All told, some 70,000 residents in Horsham, Warminster, and Warrington townships have been exposed to contaminated water.
The Giovanni family, living across the street from the former Willow Grove Naval Air Station, filed suit in August 2016, claiming the water from their private well had a combined PFOA/PFOS level of 2.88 μg/L, well above the EPA’s threshold of 0.07 μg/L.
A year later, Dorothy Palmer and her son George, who have lived less than a mile from the Warminster Naval Air Warfare Center for 37 years, brought a similar suit. The water from their private well had a combined PFOA/PFOS level of 0.62 μg/L.
Both suits requested that the Navy provide funding for medical monitoring of the families’ health condition as a result of the toxic exposure. They also sought a large-scale health study to determine whether PFAS contamination caused unusual levels of illness in the community — and to what extent.
The lower U.S. District Court had ruled that the Comprehensive Environmental Response, Compensation, and Liability Act, also known as the Superfund program, protected the Navy from having to take action until it finished cleaning up the former bases. The bases were designated Superfund sites in 1997.

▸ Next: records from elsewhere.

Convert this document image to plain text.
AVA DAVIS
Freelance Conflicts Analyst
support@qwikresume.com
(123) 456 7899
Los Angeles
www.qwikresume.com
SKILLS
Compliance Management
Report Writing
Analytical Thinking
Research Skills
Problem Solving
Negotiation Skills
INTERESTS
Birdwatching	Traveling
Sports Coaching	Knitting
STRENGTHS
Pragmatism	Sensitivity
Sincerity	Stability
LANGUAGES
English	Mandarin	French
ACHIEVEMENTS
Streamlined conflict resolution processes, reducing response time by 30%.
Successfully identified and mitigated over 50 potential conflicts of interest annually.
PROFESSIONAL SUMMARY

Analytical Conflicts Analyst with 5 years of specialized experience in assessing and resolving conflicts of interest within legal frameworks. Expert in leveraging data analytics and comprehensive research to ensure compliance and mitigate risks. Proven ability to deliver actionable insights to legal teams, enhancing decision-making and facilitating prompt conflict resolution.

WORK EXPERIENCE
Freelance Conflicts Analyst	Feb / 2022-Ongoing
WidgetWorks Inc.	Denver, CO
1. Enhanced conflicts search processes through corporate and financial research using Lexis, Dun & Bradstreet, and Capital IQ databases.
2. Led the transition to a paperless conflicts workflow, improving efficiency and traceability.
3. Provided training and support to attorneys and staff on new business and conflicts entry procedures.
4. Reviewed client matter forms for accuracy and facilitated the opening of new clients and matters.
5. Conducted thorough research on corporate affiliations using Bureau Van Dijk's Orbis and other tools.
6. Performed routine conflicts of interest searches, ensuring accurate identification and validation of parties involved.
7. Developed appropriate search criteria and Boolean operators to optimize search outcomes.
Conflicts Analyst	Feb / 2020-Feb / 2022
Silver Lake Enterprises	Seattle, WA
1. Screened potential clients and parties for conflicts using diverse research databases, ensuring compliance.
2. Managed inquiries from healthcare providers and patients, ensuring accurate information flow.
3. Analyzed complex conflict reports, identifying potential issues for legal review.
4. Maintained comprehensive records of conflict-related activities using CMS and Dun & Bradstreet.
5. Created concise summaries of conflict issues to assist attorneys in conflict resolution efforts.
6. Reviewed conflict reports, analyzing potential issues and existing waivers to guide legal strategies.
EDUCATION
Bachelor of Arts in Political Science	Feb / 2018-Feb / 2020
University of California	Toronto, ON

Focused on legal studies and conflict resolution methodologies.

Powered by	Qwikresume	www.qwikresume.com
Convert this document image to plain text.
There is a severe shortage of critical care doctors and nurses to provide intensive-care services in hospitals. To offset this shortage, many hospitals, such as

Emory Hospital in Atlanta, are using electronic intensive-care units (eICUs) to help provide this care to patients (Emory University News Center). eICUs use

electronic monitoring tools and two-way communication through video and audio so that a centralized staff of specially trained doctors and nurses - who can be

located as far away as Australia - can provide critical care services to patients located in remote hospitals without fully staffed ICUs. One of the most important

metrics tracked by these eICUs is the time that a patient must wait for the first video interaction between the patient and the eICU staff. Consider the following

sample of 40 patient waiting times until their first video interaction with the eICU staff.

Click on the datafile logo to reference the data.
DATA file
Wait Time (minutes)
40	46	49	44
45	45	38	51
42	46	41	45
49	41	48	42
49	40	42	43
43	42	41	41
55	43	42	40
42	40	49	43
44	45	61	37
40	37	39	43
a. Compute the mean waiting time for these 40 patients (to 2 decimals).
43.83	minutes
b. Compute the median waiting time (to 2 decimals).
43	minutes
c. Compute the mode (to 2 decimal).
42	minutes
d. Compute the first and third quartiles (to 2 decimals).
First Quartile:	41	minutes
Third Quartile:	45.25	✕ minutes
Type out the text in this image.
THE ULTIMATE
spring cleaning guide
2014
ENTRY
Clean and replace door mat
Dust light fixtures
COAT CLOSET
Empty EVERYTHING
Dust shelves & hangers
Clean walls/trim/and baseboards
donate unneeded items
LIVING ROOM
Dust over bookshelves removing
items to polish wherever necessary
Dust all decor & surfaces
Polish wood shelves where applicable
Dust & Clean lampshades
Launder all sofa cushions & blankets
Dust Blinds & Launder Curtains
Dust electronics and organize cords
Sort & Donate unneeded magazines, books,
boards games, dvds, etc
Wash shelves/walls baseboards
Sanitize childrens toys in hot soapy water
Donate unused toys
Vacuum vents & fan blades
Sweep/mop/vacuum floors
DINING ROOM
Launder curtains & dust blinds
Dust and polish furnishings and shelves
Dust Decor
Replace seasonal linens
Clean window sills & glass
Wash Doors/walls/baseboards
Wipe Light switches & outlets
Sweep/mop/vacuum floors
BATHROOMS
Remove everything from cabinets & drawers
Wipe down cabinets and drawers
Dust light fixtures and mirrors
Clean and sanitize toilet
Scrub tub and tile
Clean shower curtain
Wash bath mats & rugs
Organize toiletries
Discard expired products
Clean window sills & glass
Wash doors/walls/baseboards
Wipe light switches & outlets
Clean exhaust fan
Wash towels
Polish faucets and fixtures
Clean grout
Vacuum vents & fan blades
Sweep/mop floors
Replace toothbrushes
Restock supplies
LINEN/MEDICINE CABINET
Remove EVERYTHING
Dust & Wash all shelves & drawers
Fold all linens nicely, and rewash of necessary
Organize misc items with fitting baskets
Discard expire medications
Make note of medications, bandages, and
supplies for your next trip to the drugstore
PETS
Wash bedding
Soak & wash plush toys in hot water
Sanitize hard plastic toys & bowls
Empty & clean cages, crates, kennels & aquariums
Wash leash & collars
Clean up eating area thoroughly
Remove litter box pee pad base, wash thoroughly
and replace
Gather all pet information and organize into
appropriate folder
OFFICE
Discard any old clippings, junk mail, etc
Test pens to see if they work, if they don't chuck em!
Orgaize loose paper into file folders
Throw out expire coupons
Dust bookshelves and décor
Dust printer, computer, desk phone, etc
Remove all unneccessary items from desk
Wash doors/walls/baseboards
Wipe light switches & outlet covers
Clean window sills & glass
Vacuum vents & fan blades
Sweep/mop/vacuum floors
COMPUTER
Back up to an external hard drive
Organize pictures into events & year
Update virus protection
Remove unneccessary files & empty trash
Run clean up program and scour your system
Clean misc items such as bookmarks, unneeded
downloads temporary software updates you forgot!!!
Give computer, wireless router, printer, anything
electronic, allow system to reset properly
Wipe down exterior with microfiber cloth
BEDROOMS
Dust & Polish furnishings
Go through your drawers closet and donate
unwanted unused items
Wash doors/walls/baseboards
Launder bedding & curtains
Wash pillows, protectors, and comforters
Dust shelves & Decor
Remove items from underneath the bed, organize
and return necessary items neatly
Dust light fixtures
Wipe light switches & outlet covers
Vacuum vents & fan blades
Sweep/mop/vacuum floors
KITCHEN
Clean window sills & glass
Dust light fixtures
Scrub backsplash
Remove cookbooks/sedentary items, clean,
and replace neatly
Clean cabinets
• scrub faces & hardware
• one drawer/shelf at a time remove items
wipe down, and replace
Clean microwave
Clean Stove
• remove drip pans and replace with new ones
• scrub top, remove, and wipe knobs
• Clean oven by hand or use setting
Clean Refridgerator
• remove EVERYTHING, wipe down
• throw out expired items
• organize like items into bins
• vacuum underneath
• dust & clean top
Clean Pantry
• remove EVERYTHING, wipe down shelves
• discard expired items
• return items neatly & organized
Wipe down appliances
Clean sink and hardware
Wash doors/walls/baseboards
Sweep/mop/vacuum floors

But this week, a three-judge panel from the 3rd U.S. Circuit Court of Appeals overturned part of that decision, saying the lawsuit over medical monitoring could proceed because that relief does not interfere with or alter the ongoing cleanup efforts. That means the case goes back to the lower court, which must evaluate the facts of the case.
“The federal government is not immune from suit for medical monitoring,” Cuker said. “That is huge.”
The government could also seek a rehearing en banc, where the case would be considered by a larger group of 3rd Circuit judges.
Or the government could take the case to the U.S. Supreme Court. Government lawyers have 90 days to decide whether to take that course of action.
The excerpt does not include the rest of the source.